Stone J explained that, in recognizing that the privilege covered a confidential communication brought into existence by third parties provided the dominant purpose requirement was met, the Court was protecting the policy at the heart of the privilege.  Her Honour said at 381 [86]:

If, however, the policy implicit in the rationale for legal professional privilege is not to be subverted, the dominant purpose criterion must be applied recognising that the situations in which people need legal advice are increasingly complex and that the client may need the assistance of third party experts if he or she is to be able to instruct the legal adviser appropriately.

36    In the present case, Mr Coles and Dr Peterson formed part of an advisory board that was instrumental in assisting SSI and Sydnovate in relation to the University’s dispute with ObjectiVision. I am comfortably able to infer that it was desirable or necessary for the University to have the benefit of the knowledge of each of these individuals in considering the 22 November email. In this regard, I note, in addition to the matters concerning their respective roles identified above, that ObjectiVisions pleaded case in relation to the breach of the Technical Assessment Agreement and the Training Sessions Agreement is that both individuals attended the technical and training assessments on behalf of the University that were said to have failed to satisfy the University’s obligations under those agreements.
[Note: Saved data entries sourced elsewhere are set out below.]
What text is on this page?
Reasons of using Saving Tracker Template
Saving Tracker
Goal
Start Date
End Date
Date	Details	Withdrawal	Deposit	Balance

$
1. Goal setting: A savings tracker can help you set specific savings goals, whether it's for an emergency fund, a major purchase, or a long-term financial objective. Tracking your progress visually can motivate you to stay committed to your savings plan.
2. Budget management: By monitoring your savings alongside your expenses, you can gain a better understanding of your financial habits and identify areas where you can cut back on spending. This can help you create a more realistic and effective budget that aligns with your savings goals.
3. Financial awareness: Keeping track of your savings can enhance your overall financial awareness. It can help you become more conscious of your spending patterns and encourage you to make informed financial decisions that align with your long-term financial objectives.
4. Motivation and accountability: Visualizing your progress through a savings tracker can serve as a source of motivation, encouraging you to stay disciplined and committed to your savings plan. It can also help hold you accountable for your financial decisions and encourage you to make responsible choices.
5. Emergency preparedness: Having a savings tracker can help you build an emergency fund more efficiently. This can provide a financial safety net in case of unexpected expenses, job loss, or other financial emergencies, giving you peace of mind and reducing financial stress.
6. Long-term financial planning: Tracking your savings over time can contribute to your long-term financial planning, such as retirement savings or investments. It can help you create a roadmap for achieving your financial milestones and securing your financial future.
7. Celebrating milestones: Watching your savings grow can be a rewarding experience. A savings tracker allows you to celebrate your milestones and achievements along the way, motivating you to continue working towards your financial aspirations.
Further, as I have noted, Mr Coles attended the mediation. Both Mr Coles and Dr Peterson were in a position to contribute knowledge to the decision making process of the University. Accordingly, I find that the presence of Mr Coles and Dr Peterson at the meeting on 30 November 2010 did not serve to waive legal professional privilege in the KWM file notes.

Disposition

37    I have found that the claim for legal professional privilege is made out and that ObjectiVision has not established that there has been a waiver.

38    The University tendered the disputed documents that answered the Notice to Produce, and so it is perhaps redundant to make orders setting the Notice to Produce aside. In my view, the appropriate orders are:

(1)    The applicant’s claim for legal professional privilege in Confidential Exhibit A1 is upheld.

(2)    The respondent pay the applicant’s costs of the interlocutory application dated 9 March 2018.

I certify that the preceding thirty-eight (38) numbered paragraphs are a true copy of the Reasons for Judgment herein of the Honourable Justice Burley.